Airbnb was one of the first large American companies to cash in on the Cuban opportunity when relations were normalized with the U.S. at the end of 2014. But their operations remained rather limited for the last year — only American travelers were able to book stays in Cuban residences, as a remnant of the decades-old U.S. trade embargo. But now, all that has changed, and the lifted ban serves as a huge source of potential income for Cubans, as well as a boon to travelers from other countries looking to forego traditional hotels for a more authentic stay.
The news comes in the midst of Obama’s highly publicized trip to Cuba, making him the first sitting American president to pay the nation visit since 1928. And while he’s probably not staying in an Airbnb, he’s opening a lot more doors for business.
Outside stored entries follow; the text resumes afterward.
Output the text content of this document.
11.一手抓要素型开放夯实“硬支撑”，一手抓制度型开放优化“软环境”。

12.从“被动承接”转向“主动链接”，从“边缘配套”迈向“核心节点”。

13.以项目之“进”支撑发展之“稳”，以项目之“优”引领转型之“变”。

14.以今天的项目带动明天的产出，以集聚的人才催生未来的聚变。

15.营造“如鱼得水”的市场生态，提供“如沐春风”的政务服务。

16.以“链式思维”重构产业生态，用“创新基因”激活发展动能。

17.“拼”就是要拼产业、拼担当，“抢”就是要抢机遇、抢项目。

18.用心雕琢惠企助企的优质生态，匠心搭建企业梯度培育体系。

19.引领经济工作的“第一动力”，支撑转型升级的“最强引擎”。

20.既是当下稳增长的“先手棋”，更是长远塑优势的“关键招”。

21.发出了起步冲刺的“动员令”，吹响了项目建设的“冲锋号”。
Since last April, Cuba has proven to be one of Airbnb’s fastest growing markets, with 4,000 homes added in the last several months.
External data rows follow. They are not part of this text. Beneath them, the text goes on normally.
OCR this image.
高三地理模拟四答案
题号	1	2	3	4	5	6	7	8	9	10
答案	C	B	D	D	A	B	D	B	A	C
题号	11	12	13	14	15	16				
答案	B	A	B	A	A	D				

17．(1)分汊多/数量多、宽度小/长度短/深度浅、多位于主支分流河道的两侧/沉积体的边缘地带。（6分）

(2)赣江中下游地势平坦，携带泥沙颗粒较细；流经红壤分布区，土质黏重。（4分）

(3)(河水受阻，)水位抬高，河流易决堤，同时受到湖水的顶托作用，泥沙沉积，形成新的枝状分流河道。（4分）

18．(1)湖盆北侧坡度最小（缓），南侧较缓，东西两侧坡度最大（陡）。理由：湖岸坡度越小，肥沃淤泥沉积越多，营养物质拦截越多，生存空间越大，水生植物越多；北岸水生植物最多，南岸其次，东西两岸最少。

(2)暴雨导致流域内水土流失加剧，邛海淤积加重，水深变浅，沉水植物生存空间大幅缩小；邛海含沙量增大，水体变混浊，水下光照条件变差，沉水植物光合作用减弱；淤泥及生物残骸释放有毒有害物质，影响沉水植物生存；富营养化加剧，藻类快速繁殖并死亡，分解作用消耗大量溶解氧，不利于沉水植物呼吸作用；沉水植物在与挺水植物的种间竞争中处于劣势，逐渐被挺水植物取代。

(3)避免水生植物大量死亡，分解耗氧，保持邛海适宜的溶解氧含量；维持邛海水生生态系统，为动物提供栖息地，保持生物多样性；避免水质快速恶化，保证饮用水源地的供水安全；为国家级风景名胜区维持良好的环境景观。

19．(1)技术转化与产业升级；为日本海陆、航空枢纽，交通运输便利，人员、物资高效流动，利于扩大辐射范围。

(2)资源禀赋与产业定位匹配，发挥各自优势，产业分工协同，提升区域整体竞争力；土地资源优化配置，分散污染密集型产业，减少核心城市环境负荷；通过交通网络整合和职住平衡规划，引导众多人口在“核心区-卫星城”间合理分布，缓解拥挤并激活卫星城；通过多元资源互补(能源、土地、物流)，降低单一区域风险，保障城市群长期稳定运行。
Starting April 2, anyone will be able to book a stay in an Airbnb in Cuba and experience firsthand a unique, private hospitality industry. As the Associated Press notes, renting out rooms has been a part of the Cuban economy for decades — indeed, a number of Cubans have turned their private homes into what basically amount to small hotels.
“[Airbnb] was viewed as a new idea and here it was something that was already familiar to the culture,” Airbnb founder Brian Chesky told CBS. “There were tens of thousands of people that were already sharing their homes and so we felt like it wasn’t that big of a risk. And all we had to do was make sure the community embraced Airbnb.” And boy, have they ever.